O tratamento dos nativos era, naturalmente, o mais desenfreado nas plantações destinadas apenas ao comércio de exportação, como nas índias Ocidentais e nos países ricos e densamente povoados abandonados ao assassínio seguido de roubo, como o México e as índias Orientais. Contudo, mesmo nas colónias propriamente ditas o carácter cristão da acumulação original não se desmentia. Aqueles sóbrios virtuosos do protestantismo — os Puritanos da Nova Inglaterra —, em 1703, por decisão da sua assembly(10*), estabeleceram um prémio de 40 lib. esterl. por cada escalpe de índio e cada pele-vermelha capturado; em 1720, um prémio de 100 lib. esterl. por cada escalpe; em 1744, depois de Massachusetts-Bay ter declarado uma certa tribo como rebelde, os seguintes preços: por um escalpe masculino de 12 anos e mais, 100 lib. esterl. de novo valor monetário, por um prisioneiro masculino, 105 lib. esterl., por mulheres e crianças prisioneiras, 50 lib. esterl., por escalpes de mulheres e crianças, 50 lib. esterl.! Alguns decénios mais tarde, o sistema colonial vingou-se na descendência — entretanto tomada sediciosa — dos piedosos pilgrim fathers(11*). Por instigação e a soldo ingleses foi tomahawked(12*). O Parlamento britânico declarou que massacrar e escalpelar eram «meios que Deus e a Natureza tinham posto nas suas mãos».

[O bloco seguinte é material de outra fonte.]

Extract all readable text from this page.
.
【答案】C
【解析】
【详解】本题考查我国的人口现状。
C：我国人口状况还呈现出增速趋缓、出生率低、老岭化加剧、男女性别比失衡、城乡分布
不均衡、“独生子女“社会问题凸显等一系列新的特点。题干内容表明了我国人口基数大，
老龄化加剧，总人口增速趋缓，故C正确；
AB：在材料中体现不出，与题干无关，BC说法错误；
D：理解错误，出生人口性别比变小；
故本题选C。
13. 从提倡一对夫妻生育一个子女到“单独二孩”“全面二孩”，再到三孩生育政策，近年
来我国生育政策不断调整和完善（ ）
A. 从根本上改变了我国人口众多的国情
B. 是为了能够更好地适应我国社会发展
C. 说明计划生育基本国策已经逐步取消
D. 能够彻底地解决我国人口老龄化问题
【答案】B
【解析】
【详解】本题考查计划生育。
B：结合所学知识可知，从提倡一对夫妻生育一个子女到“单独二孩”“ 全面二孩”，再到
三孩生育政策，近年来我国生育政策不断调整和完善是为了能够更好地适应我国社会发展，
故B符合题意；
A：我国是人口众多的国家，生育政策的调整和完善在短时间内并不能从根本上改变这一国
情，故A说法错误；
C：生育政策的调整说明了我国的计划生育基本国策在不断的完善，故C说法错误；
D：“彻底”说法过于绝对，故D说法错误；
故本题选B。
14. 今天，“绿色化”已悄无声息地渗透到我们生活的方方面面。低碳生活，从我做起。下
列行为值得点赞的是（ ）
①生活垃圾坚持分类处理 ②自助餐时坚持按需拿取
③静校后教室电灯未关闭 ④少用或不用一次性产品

O sistema colonial amadureceu, como numa estufa, o comércio e a navegação. As «sociedades monopolia(13*)» (Lutero) foram poderosas alavancas da concentração do capital. As colónias asseguraram um mercado de escoamento às manufacturas em crescimento e, pelo monopólio do mercado, uma acumulação potenciada. O tesouro capturado fora da Europa, directamente por pilhagem, escravização, assassínio seguido de roubo, refluiu para a mãe pátria e transformou-se aí em capital. A Holanda, que foi quem primeiro desenvolveu completamente o sistema colonial, já em 1648 estava no ponto culminante da sua grandeza comercial. Estava

«na posse quase exclusiva do tráfico da Índia Oriental e do comércio entre o sudoeste e o nordeste europeus. As suas pescarias, marinha, manufacturas, ultrapassavam as de qualquer outro país. Os capitais da República eram talvez mais significativos do que os do resto da Europa juntos»[N216].

Gülich esqueceu-se de acrescentar: a massa do povo da Holanda, em 1648, já estava mais sobrecarregada de trabalho, empobrecida e brutalmente oprimida do que a do resto da Europa junta.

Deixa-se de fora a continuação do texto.